But physical suffering is never as tragic or long-lasting as spiritual suffering. Great spiritual damage is done to people who are led to believe that economic problems can be solved without savings—the accumulation of capital. The virtue of frugality and the evils of profligacy are the subject of many pages in the great religious books of all world religions. The reasons are easily seen by thoughtful people of all faiths, and even by those who claim no faith. In the early days of the American frontier there was a saying worth pondering long: “Don’t eat the seed grain.” Socialism regularly eats the seed grain.

The Steps to Progress

The free market proceeds in a very orderly, step-by-step, manner. Step one is vision. The poor, but flee, man sees himself improved by his own labor. His is not the vision of a robber whose soul covets the rewards of another man’s toil. And it is not the vision of a fool who can be enticed into a get-rich-quick scheme: he doesn’t plan to give his meager surplus, when he has saved it, to someone who presents an image of cleverness and strength superior to his own. He will rely on his own arm and the help that lies at the end of it. So his vision is clear and specific. He knows always just what he needs in order to do more efficiently just what he does well already.

Step two is to go through the sacrifice and self-denial of living on less than he earns for however long he must to save enough to purchase some tool or capital good that he needs to increase his productivity. He has vision for muscle and hope for fat to keep him going.

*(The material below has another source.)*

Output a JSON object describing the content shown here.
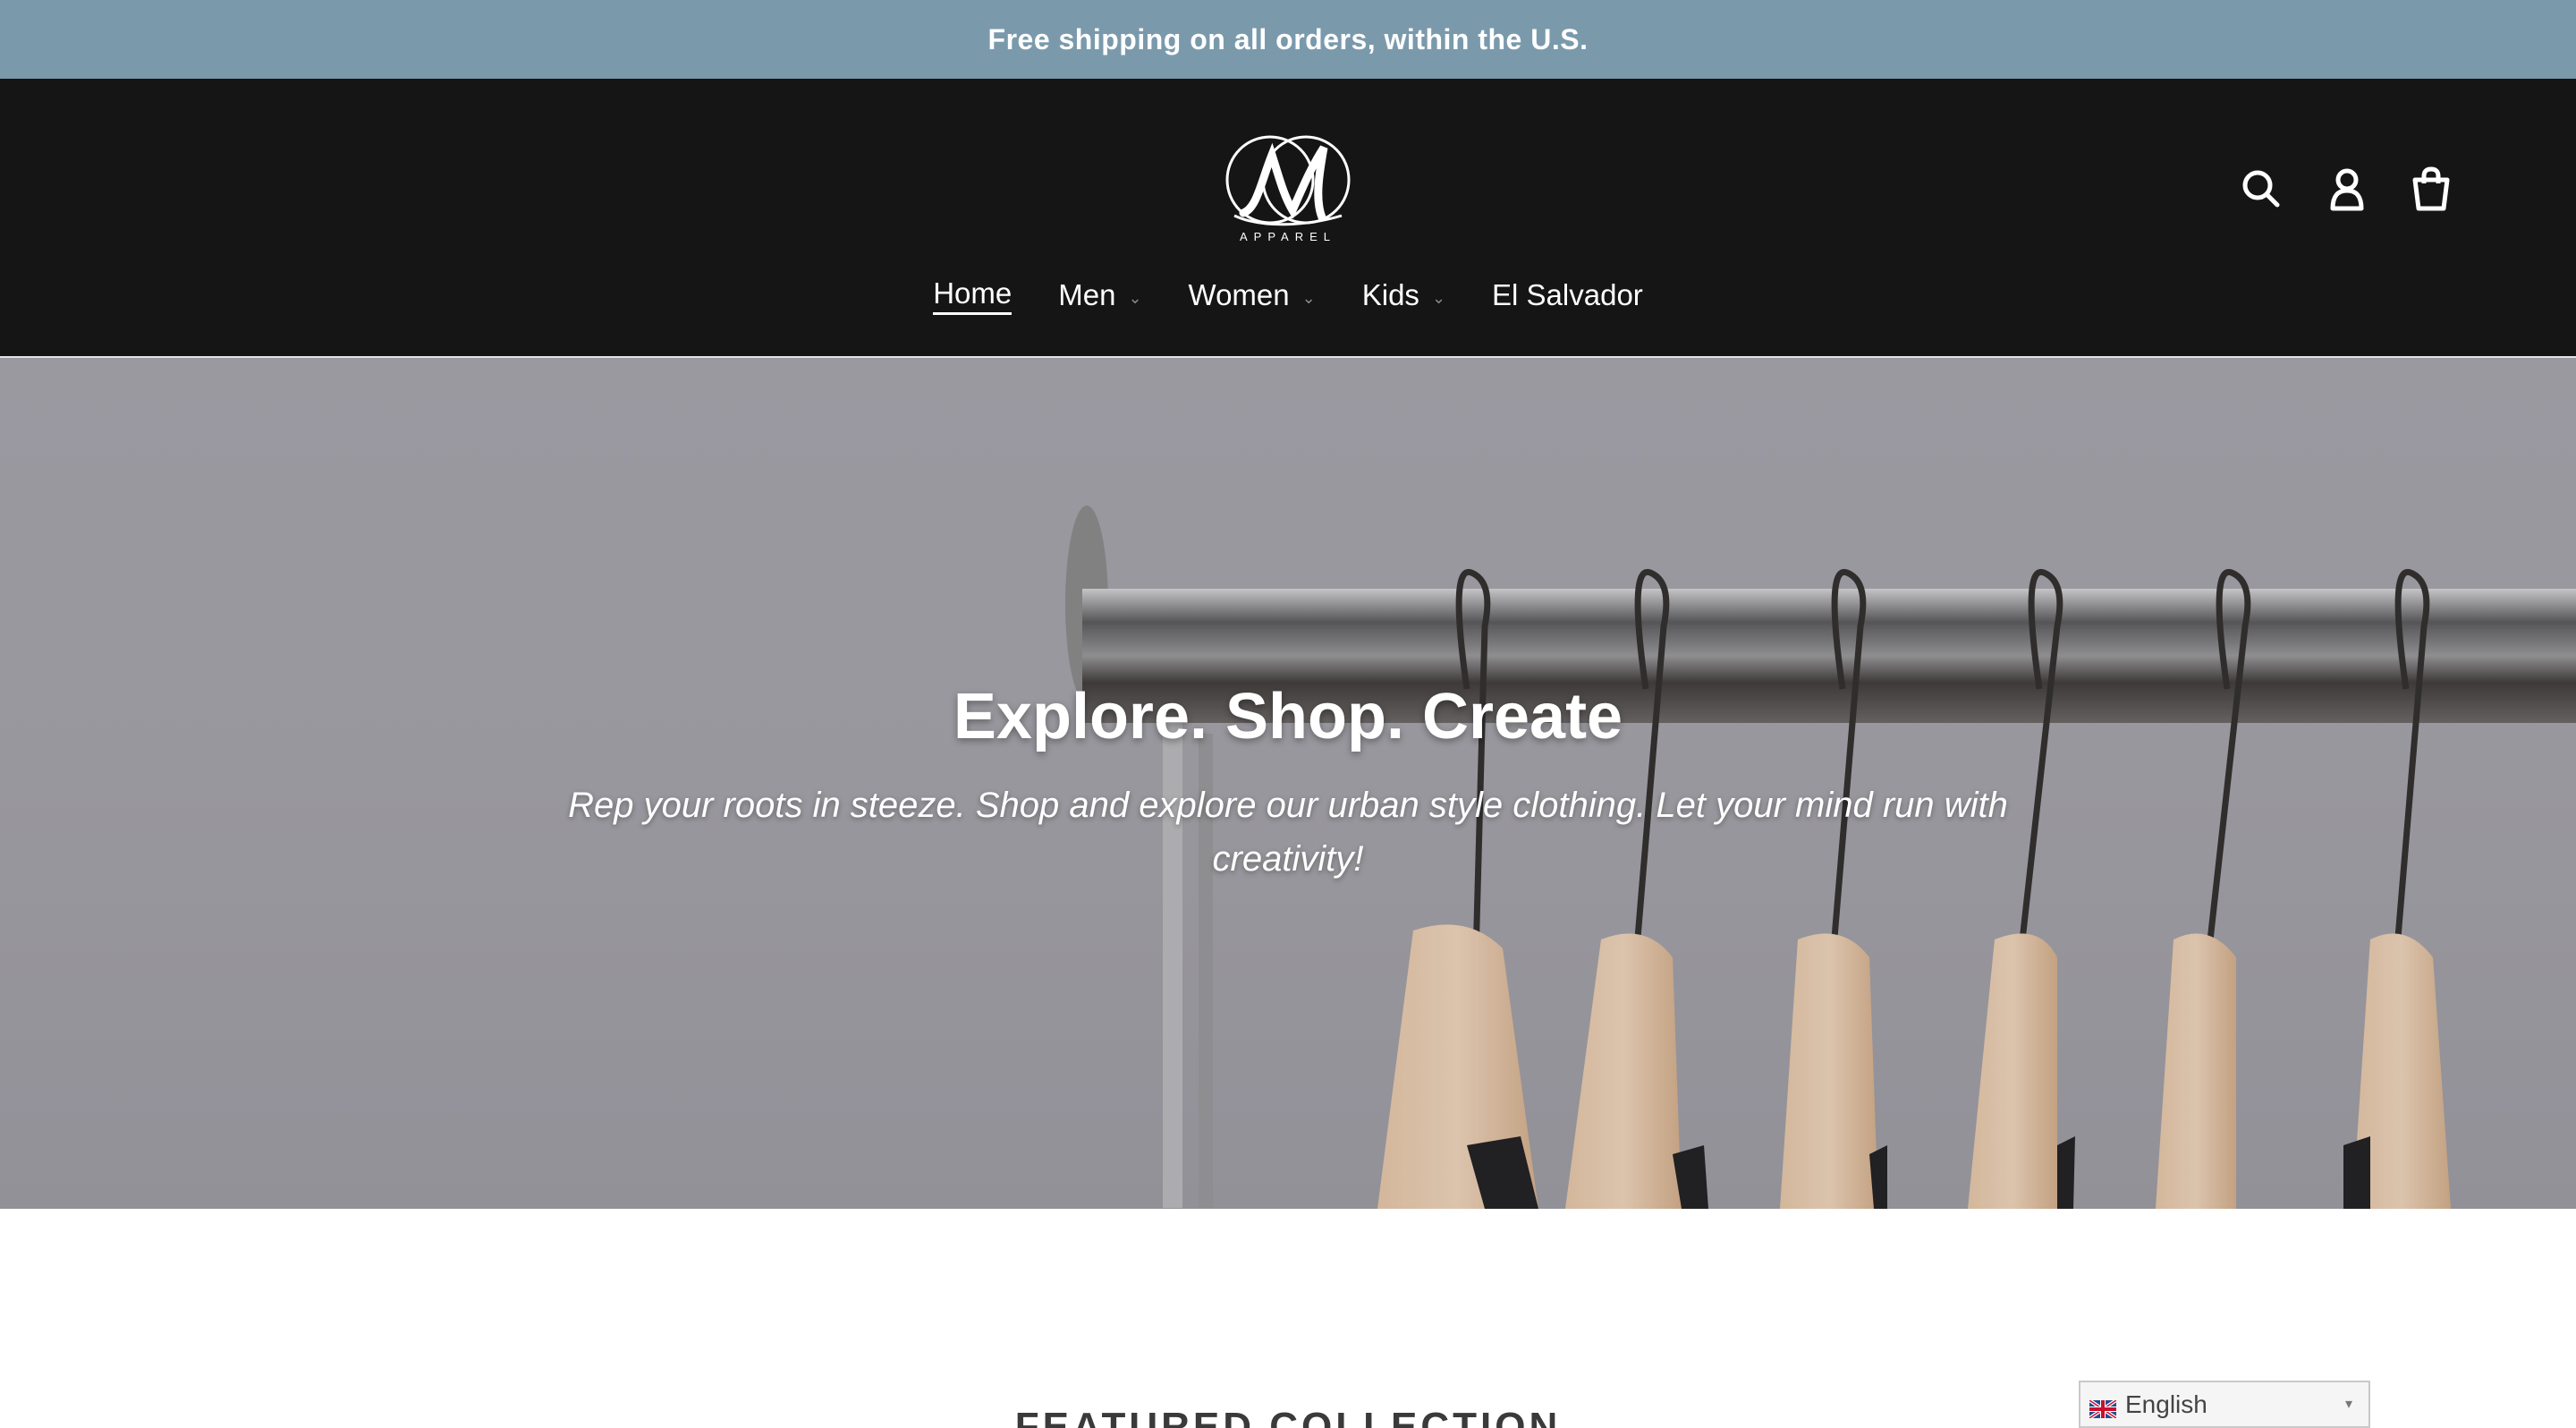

He even may have to beg to get to the point where he can save. The socialist world has forgotten that it is better to beg than to steal, that it is better to give what is your own than what you took from another, and that it is better to look for those in need than to wait until they unite and break down your door. Socialists visualize a utopia where hungry mouths are filled with legal plunder. And they forget the blood and tears that follow the plunderers, the tax men.

Step three is the purchase of the capital item. It may be nothing more than a cultivator to take the place of a hoe to use in a garden that will now produce more—maybe enough for a wayside fruit and vegetable stand. Or it may be enough to purchase a fast-food franchise so the family can have a business instead of a lifetime of the bondage of wage-earning and unemployment lines. To a nineteenth-century Jewish or Italian immigrant it may have been a push-cart for a vending business which, from that humble beginning, could have grown, in one lifetime, to a million dollar enterprise if the same virtues that started the business were perpetuated when it succeeded.


The common element of all virtues is self-denial. If you would not murder, deny yourself the luxury of anger. If you would practice moral rectitude, deny your mind evil thoughts and your eyes enticing iraages. If you wish to possess the soul of one who can be trusted with other men’s money and goods, kill your covetousness by being quick to give the poor what they need when they ask if you are able. Don’t send them away with a promise of future generosity if you have the means to do it right now. This will make it possible to be wealthy and yet not feel guilty in your wealth like the rich prophets of socialism do. Socialism takes this pleasure and virtue of giving away from you. Remember, a bitter fountain cannot bring forth good water. Charity must be voluntary to be virtuous. Those who practice voluntary charity are improved by it. The reason it works is that self-denial becomes a habit, a way of life; and it is the fuel which runs all those who achieve great and good goals—those whose labor is the foundation of all the good production of this world.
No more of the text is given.